So over the lat few weeks my training started, and I have spent nearly every waking, and many sleeping, moments thinking about what I have learnt, processing the chain of survival etc.
It all culminated in a day of assessments, detailed below, all of which had to be passed to be able to get issued with my uniform and id badge.
All I need now is permission from SCAS to start my buddy shifts and get out there and do the job.
The assessments
There are 2 types of assessment on the final day. The theory and the scenarios.
Theory
The theory tests consist of 2 multiple choice exams performed on an Android tablet of some description.
The first is 20 questions the CFR principles. This covers ambulance service hierarchy, the role and the scope.
The second is 40 questions around being a CFR and the situations we can be called to and recognising the symptoms.
The pass rate for both is 75%. I am pleased to say respectively i scored 100% and 90%.
Scenarios
There are 5 scenarios to run through (6 including the CPR/BLS one done on the first weekend). which are conducted with an assessor (in our case a serving paramedic) and an actor.

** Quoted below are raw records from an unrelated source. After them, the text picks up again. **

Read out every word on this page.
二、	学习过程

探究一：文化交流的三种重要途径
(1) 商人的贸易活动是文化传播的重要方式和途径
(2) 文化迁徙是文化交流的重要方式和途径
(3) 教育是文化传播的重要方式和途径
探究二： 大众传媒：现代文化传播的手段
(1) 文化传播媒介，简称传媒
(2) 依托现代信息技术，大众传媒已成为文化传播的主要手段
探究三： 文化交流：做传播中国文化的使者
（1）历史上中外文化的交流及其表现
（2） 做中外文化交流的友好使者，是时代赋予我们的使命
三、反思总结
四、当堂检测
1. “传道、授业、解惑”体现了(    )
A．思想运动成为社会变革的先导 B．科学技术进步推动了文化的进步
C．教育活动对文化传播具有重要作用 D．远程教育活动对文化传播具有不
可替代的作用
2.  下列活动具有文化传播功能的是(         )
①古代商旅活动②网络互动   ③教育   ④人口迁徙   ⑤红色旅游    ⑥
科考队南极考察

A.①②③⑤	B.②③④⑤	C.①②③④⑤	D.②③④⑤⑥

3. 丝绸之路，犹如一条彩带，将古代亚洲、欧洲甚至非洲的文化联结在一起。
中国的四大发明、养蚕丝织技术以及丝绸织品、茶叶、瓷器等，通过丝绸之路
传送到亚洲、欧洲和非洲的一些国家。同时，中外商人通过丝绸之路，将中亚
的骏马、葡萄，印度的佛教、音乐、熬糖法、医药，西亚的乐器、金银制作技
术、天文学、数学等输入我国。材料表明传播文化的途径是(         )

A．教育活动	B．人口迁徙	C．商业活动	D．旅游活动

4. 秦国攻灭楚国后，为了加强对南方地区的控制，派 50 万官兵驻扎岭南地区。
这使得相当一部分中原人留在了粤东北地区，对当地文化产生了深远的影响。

The actor is given a scenario from a range, and the candidate (me) is given a one liner brief as an intro, similar to what would come through from the control desk.
The scenarios are
- Hypoglycemia
- Cardiac chest pain
- Asthma attack
- Anaphylaxis
- Stroke
There may be more for them to pick from, but these are the ones I was presented with.
Process
I will run you through the vague process of a scenario to help you know what it was like. For the is purpose I will use the stroke scenario, and will fall short of giving how I dealt with the scenario, to keep the integrity of the test for any trainee CFRs who stumble across this site.
It starts outside the test room, and you are called forward and giving a brief. Mine was “you have been called as a solo responder to a woman who is feeling unwell.
Pretty vague. It’s worth mentioning, you don’t know what the scenario is, nor the outcome required.
Upon walking in the room, you are expected to treat it as if it was actually a real patient. So going through your DRCABCDE checks, talking to the patient, reassuring and assessing.
When taking the patients obs, instead of actually lancing them, or turning the pulse oximeter on, the assessor will call out what it read. But only the measurement you are testing, so don’t forget any!
After the scenario is complete, on one occasion I was asked to leave the room so patient and assessor could liaise and compare notes. But most did the comparing in front of me.
They gave some clear simple feedback, if and where needed, and let you know if they passed you or failed.
One thing I have always held myself to is listening to and reacting to feedback, and on they day I felt I was true to my word as the first scenario, although a pass, was a little rough around the edges, the 2nd better witha. note to write more notes when gathering information.
Leading to the 3rd, where I was given the feedback that it was the best one theyd seen that day, most professional, reassuring and care full. I’ll take that.
In all the day was hard, and going into it I did not feel ready. But now, whilst I am still apprehensive about going and doing it in the wild. This is down to the the unknown of the patient/environment, not the the calls I’ll be sent to.
The paramedics that taught me over the course, are clearly skilled instructors and have a passion for their job that is infectious, without this I would not have passed.
So,
Ben, Matt, Terry, Jack – thank you! Might see you on the road soon.